Lynn Geesaman Biography

Born in Cleveland in 1938, Lynn Geesaman was introduced to photography while studying physics at Wellesley College, from which she graduated in 1960. She took up photography starting in the 1980s as she developed an interest in gardens that led to research, travel, and photography in England, France, Belgium, Italy, and Germany.  

Looking at Lynn Geesaman’s photos, one might see an ethereal, fantasy-like quality to them. Her subjects included topiaries, formal gardens popular in Europe, and ancient landscapes pruned and sculpted by gardeners for hundreds of years to achieve the desired effects. They almost look like paintings with brushstrokes making rows of trees and shrubberies disappear into the horizon.

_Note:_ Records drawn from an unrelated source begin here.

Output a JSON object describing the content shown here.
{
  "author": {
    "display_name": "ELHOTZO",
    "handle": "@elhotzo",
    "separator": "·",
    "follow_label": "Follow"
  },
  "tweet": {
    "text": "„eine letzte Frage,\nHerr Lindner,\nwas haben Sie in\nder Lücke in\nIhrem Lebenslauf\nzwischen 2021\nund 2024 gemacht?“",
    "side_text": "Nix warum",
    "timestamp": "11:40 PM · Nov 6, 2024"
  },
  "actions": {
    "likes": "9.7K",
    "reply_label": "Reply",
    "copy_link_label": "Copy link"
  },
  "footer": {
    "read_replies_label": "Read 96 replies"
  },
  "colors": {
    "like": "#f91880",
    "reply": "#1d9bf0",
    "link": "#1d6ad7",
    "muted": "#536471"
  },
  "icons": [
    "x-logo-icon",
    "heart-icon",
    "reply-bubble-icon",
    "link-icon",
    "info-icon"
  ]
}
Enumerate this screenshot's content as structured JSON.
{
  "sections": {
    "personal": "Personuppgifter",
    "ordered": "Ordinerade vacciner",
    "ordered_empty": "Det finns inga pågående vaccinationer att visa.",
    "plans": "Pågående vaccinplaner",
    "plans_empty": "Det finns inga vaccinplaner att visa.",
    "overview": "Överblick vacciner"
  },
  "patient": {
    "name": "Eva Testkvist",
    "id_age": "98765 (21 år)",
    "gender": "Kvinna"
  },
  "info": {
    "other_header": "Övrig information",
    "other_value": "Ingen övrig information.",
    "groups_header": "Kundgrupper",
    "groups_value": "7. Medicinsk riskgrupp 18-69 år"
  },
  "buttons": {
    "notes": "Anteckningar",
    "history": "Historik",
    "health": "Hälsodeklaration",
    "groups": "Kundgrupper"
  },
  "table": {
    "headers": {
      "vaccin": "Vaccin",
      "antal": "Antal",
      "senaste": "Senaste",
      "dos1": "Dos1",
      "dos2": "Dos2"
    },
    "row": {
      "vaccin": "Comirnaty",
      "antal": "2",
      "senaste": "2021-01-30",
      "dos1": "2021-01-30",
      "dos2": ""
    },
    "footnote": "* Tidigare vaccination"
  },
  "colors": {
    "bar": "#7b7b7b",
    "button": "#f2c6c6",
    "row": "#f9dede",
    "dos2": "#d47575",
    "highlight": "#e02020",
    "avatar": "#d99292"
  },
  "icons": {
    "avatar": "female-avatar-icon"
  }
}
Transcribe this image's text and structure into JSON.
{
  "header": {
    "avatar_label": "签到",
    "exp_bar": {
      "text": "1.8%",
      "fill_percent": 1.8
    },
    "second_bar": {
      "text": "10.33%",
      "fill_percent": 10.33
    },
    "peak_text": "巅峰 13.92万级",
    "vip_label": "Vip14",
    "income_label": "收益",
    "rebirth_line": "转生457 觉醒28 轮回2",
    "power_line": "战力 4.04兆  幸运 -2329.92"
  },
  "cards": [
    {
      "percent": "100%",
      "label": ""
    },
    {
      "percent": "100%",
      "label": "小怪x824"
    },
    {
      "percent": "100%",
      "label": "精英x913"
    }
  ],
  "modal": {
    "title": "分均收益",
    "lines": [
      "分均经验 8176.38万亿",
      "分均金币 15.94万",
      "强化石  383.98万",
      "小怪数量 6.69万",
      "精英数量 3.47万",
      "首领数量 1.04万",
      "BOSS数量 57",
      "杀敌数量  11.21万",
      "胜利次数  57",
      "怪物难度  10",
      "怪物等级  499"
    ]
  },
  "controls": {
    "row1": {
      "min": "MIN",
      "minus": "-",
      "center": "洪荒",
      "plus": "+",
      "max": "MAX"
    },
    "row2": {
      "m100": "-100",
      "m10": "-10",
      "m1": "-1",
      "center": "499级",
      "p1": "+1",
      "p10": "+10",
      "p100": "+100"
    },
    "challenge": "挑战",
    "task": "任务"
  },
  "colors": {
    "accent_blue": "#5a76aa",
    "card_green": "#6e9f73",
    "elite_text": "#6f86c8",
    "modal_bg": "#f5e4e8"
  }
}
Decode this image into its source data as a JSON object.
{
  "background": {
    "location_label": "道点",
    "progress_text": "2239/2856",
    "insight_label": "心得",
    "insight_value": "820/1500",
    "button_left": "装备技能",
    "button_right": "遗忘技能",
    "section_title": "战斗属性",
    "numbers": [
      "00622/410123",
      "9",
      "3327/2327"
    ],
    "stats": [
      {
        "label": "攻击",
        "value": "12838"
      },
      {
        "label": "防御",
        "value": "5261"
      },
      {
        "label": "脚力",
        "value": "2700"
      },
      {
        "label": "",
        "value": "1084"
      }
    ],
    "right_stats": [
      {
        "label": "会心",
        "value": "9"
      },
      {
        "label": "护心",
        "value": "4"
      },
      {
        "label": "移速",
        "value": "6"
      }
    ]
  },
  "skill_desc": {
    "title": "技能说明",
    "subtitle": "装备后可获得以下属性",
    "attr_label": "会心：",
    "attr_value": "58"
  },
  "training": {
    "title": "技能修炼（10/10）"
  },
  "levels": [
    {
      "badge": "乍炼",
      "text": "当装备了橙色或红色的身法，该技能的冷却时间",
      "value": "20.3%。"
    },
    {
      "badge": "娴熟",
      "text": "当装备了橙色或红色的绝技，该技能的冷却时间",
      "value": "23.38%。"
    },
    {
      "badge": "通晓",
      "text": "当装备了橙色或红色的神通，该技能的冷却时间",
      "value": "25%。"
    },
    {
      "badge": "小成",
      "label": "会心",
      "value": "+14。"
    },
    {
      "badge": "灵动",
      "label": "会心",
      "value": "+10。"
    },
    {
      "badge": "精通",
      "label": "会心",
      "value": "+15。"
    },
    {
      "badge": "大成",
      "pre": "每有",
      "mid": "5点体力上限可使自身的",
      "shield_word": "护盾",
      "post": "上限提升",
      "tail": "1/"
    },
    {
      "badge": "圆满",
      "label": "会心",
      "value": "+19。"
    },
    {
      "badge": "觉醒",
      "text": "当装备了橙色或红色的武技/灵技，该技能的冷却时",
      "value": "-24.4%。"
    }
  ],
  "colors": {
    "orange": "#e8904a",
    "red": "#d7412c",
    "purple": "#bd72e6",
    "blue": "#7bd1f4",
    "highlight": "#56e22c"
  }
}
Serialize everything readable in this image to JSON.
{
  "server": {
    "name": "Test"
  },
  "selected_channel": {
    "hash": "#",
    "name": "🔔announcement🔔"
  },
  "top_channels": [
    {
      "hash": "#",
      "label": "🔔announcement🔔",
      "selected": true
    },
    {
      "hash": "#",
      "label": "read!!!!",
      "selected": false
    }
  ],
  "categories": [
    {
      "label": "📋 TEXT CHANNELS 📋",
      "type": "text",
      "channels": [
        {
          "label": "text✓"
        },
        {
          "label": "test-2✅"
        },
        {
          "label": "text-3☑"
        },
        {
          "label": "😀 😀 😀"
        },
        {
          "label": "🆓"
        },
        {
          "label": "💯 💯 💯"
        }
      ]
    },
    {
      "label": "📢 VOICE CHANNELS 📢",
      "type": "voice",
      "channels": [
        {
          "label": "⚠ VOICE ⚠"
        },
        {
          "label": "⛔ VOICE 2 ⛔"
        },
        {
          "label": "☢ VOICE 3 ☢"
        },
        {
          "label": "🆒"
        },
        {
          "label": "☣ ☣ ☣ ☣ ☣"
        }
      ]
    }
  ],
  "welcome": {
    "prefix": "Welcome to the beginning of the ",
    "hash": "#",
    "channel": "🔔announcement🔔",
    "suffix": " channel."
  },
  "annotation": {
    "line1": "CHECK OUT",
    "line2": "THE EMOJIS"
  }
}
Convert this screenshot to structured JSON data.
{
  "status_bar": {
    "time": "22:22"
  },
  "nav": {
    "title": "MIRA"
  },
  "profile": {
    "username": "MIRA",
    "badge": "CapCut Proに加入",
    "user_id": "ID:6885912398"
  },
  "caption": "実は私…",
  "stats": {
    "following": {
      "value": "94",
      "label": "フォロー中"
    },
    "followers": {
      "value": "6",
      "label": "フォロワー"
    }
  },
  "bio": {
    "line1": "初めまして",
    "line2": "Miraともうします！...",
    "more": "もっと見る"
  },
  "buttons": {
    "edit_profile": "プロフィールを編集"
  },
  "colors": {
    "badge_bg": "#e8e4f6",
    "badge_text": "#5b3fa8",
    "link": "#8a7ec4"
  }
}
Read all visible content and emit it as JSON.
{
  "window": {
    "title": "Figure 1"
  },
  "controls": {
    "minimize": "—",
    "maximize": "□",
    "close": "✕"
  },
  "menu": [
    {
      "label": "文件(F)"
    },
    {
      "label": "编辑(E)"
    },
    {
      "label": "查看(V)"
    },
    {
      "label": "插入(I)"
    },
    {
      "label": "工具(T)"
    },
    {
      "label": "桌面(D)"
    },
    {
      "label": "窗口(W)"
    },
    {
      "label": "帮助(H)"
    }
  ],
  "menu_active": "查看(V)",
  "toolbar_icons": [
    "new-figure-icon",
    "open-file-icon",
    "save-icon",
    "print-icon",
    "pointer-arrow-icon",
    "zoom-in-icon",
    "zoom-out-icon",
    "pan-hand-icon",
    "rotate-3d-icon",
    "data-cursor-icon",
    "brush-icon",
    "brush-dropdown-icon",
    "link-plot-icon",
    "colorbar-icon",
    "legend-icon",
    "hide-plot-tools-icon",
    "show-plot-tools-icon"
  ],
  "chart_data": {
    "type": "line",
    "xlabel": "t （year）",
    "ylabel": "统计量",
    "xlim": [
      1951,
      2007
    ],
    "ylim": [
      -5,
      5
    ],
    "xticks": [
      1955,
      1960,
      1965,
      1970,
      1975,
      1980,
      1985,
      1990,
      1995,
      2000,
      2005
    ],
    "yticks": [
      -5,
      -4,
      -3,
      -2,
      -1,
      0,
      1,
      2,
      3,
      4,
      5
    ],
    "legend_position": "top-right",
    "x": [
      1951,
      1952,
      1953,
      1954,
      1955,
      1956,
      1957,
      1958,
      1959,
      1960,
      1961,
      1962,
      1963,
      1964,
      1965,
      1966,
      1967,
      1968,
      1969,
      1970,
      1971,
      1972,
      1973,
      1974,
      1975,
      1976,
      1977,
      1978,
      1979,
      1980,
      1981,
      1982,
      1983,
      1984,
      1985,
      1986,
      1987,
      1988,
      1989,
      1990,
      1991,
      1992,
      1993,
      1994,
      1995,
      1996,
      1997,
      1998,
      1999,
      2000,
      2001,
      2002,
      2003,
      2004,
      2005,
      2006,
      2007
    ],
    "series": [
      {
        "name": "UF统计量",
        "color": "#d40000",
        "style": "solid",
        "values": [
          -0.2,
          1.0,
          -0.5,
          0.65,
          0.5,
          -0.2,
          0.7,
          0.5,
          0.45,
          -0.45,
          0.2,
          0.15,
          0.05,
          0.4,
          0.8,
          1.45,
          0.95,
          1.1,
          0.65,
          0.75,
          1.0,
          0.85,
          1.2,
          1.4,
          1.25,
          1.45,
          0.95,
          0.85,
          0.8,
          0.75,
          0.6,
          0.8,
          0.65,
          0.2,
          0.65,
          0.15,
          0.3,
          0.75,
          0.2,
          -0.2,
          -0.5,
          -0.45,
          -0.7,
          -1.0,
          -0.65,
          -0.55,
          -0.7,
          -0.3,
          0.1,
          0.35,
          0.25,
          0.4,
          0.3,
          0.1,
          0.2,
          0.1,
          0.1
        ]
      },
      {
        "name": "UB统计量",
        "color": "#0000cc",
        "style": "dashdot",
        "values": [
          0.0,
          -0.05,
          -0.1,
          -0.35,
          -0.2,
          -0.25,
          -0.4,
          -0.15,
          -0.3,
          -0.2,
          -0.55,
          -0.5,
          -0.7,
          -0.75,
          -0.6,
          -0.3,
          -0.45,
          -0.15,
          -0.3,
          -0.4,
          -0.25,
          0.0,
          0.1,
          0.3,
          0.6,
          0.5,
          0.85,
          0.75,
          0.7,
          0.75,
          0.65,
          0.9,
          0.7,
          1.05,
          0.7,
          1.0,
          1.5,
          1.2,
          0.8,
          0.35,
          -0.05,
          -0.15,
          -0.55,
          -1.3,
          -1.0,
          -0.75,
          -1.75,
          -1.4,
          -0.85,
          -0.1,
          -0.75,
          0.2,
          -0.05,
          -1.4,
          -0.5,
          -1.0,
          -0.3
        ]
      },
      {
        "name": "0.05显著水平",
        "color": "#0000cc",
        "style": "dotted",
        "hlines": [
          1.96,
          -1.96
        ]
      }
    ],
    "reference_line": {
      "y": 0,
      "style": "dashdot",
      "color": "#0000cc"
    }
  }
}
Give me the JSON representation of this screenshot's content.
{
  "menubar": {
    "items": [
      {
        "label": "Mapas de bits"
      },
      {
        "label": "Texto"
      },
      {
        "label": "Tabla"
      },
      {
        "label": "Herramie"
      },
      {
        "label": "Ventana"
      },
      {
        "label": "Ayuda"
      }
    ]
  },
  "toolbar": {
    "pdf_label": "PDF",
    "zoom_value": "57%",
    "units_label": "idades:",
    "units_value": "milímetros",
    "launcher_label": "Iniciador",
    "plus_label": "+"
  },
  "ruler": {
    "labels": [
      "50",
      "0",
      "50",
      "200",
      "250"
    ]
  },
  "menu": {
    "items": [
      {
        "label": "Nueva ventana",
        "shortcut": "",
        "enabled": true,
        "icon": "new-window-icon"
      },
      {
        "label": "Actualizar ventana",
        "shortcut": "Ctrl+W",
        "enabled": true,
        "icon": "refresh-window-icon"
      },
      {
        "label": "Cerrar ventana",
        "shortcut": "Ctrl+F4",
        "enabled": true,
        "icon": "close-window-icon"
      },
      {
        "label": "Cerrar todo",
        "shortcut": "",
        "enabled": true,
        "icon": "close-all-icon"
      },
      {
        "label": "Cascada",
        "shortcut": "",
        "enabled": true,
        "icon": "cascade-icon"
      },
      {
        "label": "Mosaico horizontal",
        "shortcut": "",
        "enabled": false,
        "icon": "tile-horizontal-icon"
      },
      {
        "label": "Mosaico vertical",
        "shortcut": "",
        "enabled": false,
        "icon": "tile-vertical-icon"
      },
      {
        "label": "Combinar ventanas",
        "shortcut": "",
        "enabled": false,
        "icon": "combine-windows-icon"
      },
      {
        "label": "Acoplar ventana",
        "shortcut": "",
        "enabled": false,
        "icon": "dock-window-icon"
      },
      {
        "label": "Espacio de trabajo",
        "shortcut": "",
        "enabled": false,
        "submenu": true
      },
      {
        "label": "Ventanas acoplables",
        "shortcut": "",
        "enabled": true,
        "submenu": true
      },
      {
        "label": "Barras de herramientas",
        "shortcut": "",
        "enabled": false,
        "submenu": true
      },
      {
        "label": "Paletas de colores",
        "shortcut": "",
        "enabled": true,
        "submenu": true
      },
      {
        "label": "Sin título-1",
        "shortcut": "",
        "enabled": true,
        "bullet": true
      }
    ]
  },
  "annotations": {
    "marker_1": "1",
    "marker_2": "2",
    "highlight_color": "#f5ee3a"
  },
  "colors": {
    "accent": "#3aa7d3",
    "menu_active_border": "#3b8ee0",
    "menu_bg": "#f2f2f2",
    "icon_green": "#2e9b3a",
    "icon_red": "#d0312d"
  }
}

Geesaman’s process intensified colors and gave her photographs a soft quality evocative of a dreamy, misty scene that alters the ordinary view of what someone would see if they traveled to see these gardens themselves. Rather than viewing them through ordinary eyes, Geesaman’s work views formal gardens through the lens of a squinted eye on the edge of sleep or in a relaxed state of awareness  

Lynn Geesaman’s black-and-white photographs, taken in Belgium in the early to mid-1990s, are equally as stunning to the eye. Uniform rows of slender trees turn into abstract parallel lines that vanish into a far-off point,

Lynn Geesaman has exhibited in museums and galleries throughout the U.S. and Europe including Bibliothèque Nationale de France, Paris, The American Cultural Center, Brussels, The Minneapolis Institute of Arts, and the Virginia Museum of Fine Arts, Richmond. She has received many honors including the Minnesota State Arts Board Fellowship and the Arts Midwest/NEA Regional Visual Arts Fellowship Award.

Enthusiasts of her work can find three published collections of Lynn Geesaman’s photography: Poetics of Place, Gardenscapes, and Hazy Lights and Shadows: Lynn Geesaman.

Lynn Geesaman passed away in 2020 after a 40-year career as a photographer and mathematician. Her legacy lives on and her work will stay alive forever.